觀點新型冠狀病毒

UK approval of Covid vaccine is a giant hooray for science

The surge in optimism is fully warranted but must also be accompanied by forbearance

What a moment for the world — and for science. On Wednesday, the Pfizer/BioNTech vaccine was approved by the UK medicines regulator, making it the first coronavirus vaccine to be approved for mass use in any country after large-scale clinical trials. The vaccine is also one of the most effective, protecting 95 per cent of recipients from disease. There is light on the horizon amid the pandemic’s winter gloom.  

The approval means the first doses can begin arriving from Belgium.
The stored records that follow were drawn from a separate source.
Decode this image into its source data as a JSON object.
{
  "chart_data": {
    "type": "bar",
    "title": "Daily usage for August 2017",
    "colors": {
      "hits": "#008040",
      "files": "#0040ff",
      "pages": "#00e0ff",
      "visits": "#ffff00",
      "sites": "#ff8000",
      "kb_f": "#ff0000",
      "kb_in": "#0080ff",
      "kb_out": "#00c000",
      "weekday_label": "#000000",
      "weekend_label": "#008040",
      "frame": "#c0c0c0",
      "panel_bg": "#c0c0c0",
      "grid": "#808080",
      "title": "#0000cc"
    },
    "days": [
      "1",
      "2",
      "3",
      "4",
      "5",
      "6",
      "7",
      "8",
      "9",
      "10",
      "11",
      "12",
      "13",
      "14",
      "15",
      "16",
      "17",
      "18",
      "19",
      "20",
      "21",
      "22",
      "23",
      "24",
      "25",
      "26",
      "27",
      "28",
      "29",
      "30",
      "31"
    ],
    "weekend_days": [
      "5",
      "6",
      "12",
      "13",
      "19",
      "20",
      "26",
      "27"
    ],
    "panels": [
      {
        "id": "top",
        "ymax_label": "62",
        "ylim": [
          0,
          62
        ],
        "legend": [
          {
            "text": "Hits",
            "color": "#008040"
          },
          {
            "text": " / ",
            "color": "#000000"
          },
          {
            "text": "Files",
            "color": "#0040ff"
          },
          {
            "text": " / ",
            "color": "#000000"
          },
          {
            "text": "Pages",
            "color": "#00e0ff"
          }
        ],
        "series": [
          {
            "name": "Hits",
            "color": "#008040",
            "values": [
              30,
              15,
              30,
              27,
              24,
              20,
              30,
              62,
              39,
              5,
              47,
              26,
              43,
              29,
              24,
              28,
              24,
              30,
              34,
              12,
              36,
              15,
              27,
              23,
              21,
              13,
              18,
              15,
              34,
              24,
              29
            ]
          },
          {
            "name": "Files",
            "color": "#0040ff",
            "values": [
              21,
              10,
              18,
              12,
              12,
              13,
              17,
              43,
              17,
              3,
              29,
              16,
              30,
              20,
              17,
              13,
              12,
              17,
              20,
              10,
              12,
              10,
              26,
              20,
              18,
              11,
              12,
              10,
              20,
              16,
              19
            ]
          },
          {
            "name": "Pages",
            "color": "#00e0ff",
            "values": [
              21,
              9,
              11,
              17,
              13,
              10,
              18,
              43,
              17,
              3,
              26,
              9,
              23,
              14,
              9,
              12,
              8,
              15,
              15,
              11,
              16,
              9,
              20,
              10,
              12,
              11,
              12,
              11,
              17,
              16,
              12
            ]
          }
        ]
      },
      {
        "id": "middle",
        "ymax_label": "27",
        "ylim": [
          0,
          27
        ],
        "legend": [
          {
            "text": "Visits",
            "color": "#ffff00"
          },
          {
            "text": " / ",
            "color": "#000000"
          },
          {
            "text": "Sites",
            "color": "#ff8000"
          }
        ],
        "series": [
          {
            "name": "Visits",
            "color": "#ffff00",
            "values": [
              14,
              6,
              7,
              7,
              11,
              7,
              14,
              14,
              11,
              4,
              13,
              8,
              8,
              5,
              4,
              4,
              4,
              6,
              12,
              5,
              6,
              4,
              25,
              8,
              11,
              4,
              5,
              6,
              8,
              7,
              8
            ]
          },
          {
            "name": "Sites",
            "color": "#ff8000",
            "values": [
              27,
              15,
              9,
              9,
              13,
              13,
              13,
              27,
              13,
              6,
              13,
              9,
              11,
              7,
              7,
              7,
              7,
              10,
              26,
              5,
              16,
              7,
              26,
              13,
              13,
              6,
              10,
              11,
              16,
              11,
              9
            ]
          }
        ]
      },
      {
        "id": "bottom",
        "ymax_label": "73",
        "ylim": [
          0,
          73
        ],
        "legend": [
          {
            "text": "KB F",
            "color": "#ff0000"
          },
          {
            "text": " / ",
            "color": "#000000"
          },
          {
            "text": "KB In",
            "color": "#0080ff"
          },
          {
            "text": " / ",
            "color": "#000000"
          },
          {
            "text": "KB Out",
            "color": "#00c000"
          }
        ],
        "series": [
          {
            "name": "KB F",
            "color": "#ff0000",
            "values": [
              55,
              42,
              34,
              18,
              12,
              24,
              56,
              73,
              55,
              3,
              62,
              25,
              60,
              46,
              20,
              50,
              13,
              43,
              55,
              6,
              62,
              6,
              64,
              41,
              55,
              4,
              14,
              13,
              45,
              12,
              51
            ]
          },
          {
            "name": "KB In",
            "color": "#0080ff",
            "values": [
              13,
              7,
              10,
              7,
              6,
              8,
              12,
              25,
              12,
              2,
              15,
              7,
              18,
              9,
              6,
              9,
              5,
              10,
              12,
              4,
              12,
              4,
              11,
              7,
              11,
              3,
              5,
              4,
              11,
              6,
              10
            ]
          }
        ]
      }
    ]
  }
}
First in line for the jab will be those working and living in care homes, healthcare workers and the elderly, who will be prioritised to receive the first supplies due to arrive this year. Altogether the UK will have 40m doses by next year, enough for 20m people.

It is a stunning achievement. The World Health Organization was first notified on December 31, 2019 of a pneumonia of unknown cause, later ascribed to a novel coronavirus. Scientists have raced from identifying a new disease to developing a vaccine within a year. The Pfizer/BioNTech product also uses a new technology, called messenger RNA, long touted as a game-changer. While conventional vaccines deliver a piece of viral protein into the body to prompt an immune response, mRNA vaccines send in just the genetic code, allowing the body’s own cells to churn out the viral protein. That has fed hopes that these types of vaccines will be easier and faster to produce. The technology, which also underpins Moderna’s vaccine, has lived up to the hype — exactly when needed.